1. Greet kids at the door.
There is a significant difference between walking into a room and being welcomed versus one where you feel like you are not even noticed. This sets the tone for the entire day and reminds kids that we are privileged to have them show up every day.
2. Play music to liven up the day.
This might be something that I am a little biased on, but the environment of a room that I walk into that has lively music playing, as opposed to one that is quiet, reminds me of warming up for a game as an athlete. Music can often bring a smile to people entering the room and is just a terrific way to start the day.
3. Go out of your way to make your first interactions positive.
At some point, kids make mistakes. As a principal, I would go out of my way to connect with kids before they were sent my way. A student that knows they are valued will make the tough conversations a lot easier later on. This time spent is an investment in the child, not an expenditure.
4. Call parents early and make sure they know you care about their kid.
I learned this vital idea from a former secretary at my school. It is a great call (and far too often surprising) when parents hear from their child’s teacher, and the conversation is ONLY a positive one. This is an investment in an emotional bank account, and lets parents know that you genuinely care about their child.
5. Have ideas about what you will do, but constantly tailor things for the students in front of you.
Be flexible.

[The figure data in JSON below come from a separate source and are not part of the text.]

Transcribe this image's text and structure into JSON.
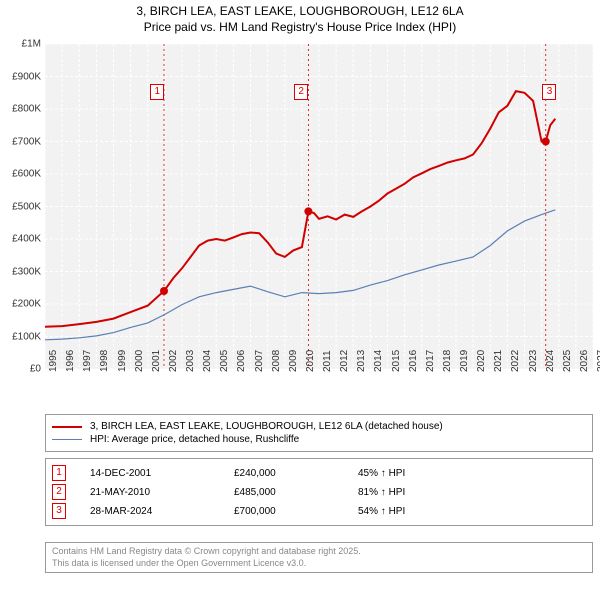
{
  "title": {
    "line1": "3, BIRCH LEA, EAST LEAKE, LOUGHBOROUGH, LE12 6LA",
    "line2": "Price paid vs. HM Land Registry's House Price Index (HPI)"
  },
  "chart": {
    "type": "line",
    "background_color": "#ffffff",
    "plot_bg_color": "#f2f2f2",
    "grid_color": "#ffffff",
    "grid_dash": "3,2",
    "x_domain": [
      1995,
      2027
    ],
    "y_domain": [
      0,
      1000000
    ],
    "y_ticks": [
      {
        "v": 0,
        "label": "£0"
      },
      {
        "v": 100000,
        "label": "£100K"
      },
      {
        "v": 200000,
        "label": "£200K"
      },
      {
        "v": 300000,
        "label": "£300K"
      },
      {
        "v": 400000,
        "label": "£400K"
      },
      {
        "v": 500000,
        "label": "£500K"
      },
      {
        "v": 600000,
        "label": "£600K"
      },
      {
        "v": 700000,
        "label": "£700K"
      },
      {
        "v": 800000,
        "label": "£800K"
      },
      {
        "v": 900000,
        "label": "£900K"
      },
      {
        "v": 1000000,
        "label": "£1M"
      }
    ],
    "x_ticks": [
      1995,
      1996,
      1997,
      1998,
      1999,
      2000,
      2001,
      2002,
      2003,
      2004,
      2005,
      2006,
      2007,
      2008,
      2009,
      2010,
      2011,
      2012,
      2013,
      2014,
      2015,
      2016,
      2017,
      2018,
      2019,
      2020,
      2021,
      2022,
      2023,
      2024,
      2025,
      2026,
      2027
    ],
    "series": [
      {
        "name": "price_paid",
        "color": "#d00000",
        "width": 2,
        "points": [
          [
            1995,
            130000
          ],
          [
            1996,
            132000
          ],
          [
            1997,
            138000
          ],
          [
            1998,
            145000
          ],
          [
            1999,
            155000
          ],
          [
            2000,
            175000
          ],
          [
            2001,
            195000
          ],
          [
            2001.95,
            240000
          ],
          [
            2002.5,
            280000
          ],
          [
            2003,
            310000
          ],
          [
            2003.5,
            345000
          ],
          [
            2004,
            380000
          ],
          [
            2004.5,
            395000
          ],
          [
            2005,
            400000
          ],
          [
            2005.5,
            395000
          ],
          [
            2006,
            405000
          ],
          [
            2006.5,
            415000
          ],
          [
            2007,
            420000
          ],
          [
            2007.5,
            418000
          ],
          [
            2008,
            390000
          ],
          [
            2008.5,
            355000
          ],
          [
            2009,
            345000
          ],
          [
            2009.5,
            365000
          ],
          [
            2010,
            375000
          ],
          [
            2010.38,
            485000
          ],
          [
            2010.7,
            480000
          ],
          [
            2011,
            462000
          ],
          [
            2011.5,
            470000
          ],
          [
            2012,
            460000
          ],
          [
            2012.5,
            475000
          ],
          [
            2013,
            468000
          ],
          [
            2013.5,
            485000
          ],
          [
            2014,
            500000
          ],
          [
            2014.5,
            518000
          ],
          [
            2015,
            540000
          ],
          [
            2015.5,
            555000
          ],
          [
            2016,
            570000
          ],
          [
            2016.5,
            590000
          ],
          [
            2017,
            602000
          ],
          [
            2017.5,
            615000
          ],
          [
            2018,
            625000
          ],
          [
            2018.5,
            635000
          ],
          [
            2019,
            642000
          ],
          [
            2019.5,
            648000
          ],
          [
            2020,
            660000
          ],
          [
            2020.5,
            695000
          ],
          [
            2021,
            740000
          ],
          [
            2021.5,
            790000
          ],
          [
            2022,
            810000
          ],
          [
            2022.5,
            855000
          ],
          [
            2023,
            850000
          ],
          [
            2023.5,
            825000
          ],
          [
            2024,
            700000
          ],
          [
            2024.24,
            700000
          ],
          [
            2024.5,
            750000
          ],
          [
            2024.8,
            770000
          ]
        ]
      },
      {
        "name": "hpi",
        "color": "#5b7fb5",
        "width": 1.2,
        "points": [
          [
            1995,
            90000
          ],
          [
            1996,
            92000
          ],
          [
            1997,
            96000
          ],
          [
            1998,
            102000
          ],
          [
            1999,
            112000
          ],
          [
            2000,
            128000
          ],
          [
            2001,
            142000
          ],
          [
            2002,
            168000
          ],
          [
            2003,
            198000
          ],
          [
            2004,
            222000
          ],
          [
            2005,
            235000
          ],
          [
            2006,
            245000
          ],
          [
            2007,
            255000
          ],
          [
            2008,
            238000
          ],
          [
            2009,
            222000
          ],
          [
            2010,
            235000
          ],
          [
            2011,
            232000
          ],
          [
            2012,
            235000
          ],
          [
            2013,
            242000
          ],
          [
            2014,
            258000
          ],
          [
            2015,
            272000
          ],
          [
            2016,
            290000
          ],
          [
            2017,
            305000
          ],
          [
            2018,
            320000
          ],
          [
            2019,
            332000
          ],
          [
            2020,
            345000
          ],
          [
            2021,
            380000
          ],
          [
            2022,
            425000
          ],
          [
            2023,
            455000
          ],
          [
            2024,
            475000
          ],
          [
            2024.8,
            490000
          ]
        ]
      }
    ],
    "sale_markers": [
      {
        "n": "1",
        "x": 2001.95,
        "y": 240000,
        "box_x": 2001.5,
        "box_y": 40
      },
      {
        "n": "2",
        "x": 2010.38,
        "y": 485000,
        "box_x": 2009.9,
        "box_y": 40
      },
      {
        "n": "3",
        "x": 2024.24,
        "y": 700000,
        "box_x": 2024.4,
        "box_y": 40
      }
    ],
    "marker_line_color": "#d00000",
    "marker_fill": "#d00000"
  },
  "legend": {
    "items": [
      {
        "color": "#d00000",
        "width": 2,
        "label": "3, BIRCH LEA, EAST LEAKE, LOUGHBOROUGH, LE12 6LA (detached house)"
      },
      {
        "color": "#5b7fb5",
        "width": 1.2,
        "label": "HPI: Average price, detached house, Rushcliffe"
      }
    ]
  },
  "events": [
    {
      "n": "1",
      "date": "14-DEC-2001",
      "price": "£240,000",
      "pct": "45% ↑ HPI"
    },
    {
      "n": "2",
      "date": "21-MAY-2010",
      "price": "£485,000",
      "pct": "81% ↑ HPI"
    },
    {
      "n": "3",
      "date": "28-MAR-2024",
      "price": "£700,000",
      "pct": "54% ↑ HPI"
    }
  ],
  "attribution": {
    "line1": "Contains HM Land Registry data © Crown copyright and database right 2025.",
    "line2": "This data is licensed under the Open Government Licence v3.0."
  }
}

What you did last year might not work this year because these are different kids. Don’t over-plan; ask questions and learn about your students.
6. Design the classroom with your students.
We spend so much time decorating the classroom before students show up, and then we call it “our room.” Something as simple as decorating the classroom together not only gives students ownership of the space, but it also helps to show that you care about their opinions (while also saving you a ton of time!).
7. Find out the passions of each student and tap into them.
One of the best ways to work with people is finding out what they love and tapping into it. The teachers who found out my passions made me feel like they had a genuine interest in who I was and what I loved.
8. Find out their dreams, and try to help them move closer to those goals.
We spend a lot of time thinking about where we want students to be and not enough time asking where they want to go. Success is deeply personal, and if we know students’ goals and dreams both in and out of the classroom and help them work towards achieving them, our impact will last long after their time under our care.
9. Have them ask questions every single day, and help them find those answers.
As stated in “The Innovator’s Mindset,” if a child leaves schools less curious than when they started, we have failed them. Through different endeavors, we ensure that we encourage our students to find the answers to the questions they pose and are curious about, not just what we are expected to teach.
10. Love them.
This might sound a little fluffy, but teaching is a tough job. So is being a kid. There are so many things that kids deal with while growing up that they need to know that someone cares about them. Go out of your way to show enthusiasm for them as people, not just who they are as students.
What are some of the things you do in your classroom to make the year incredible for all those you serve?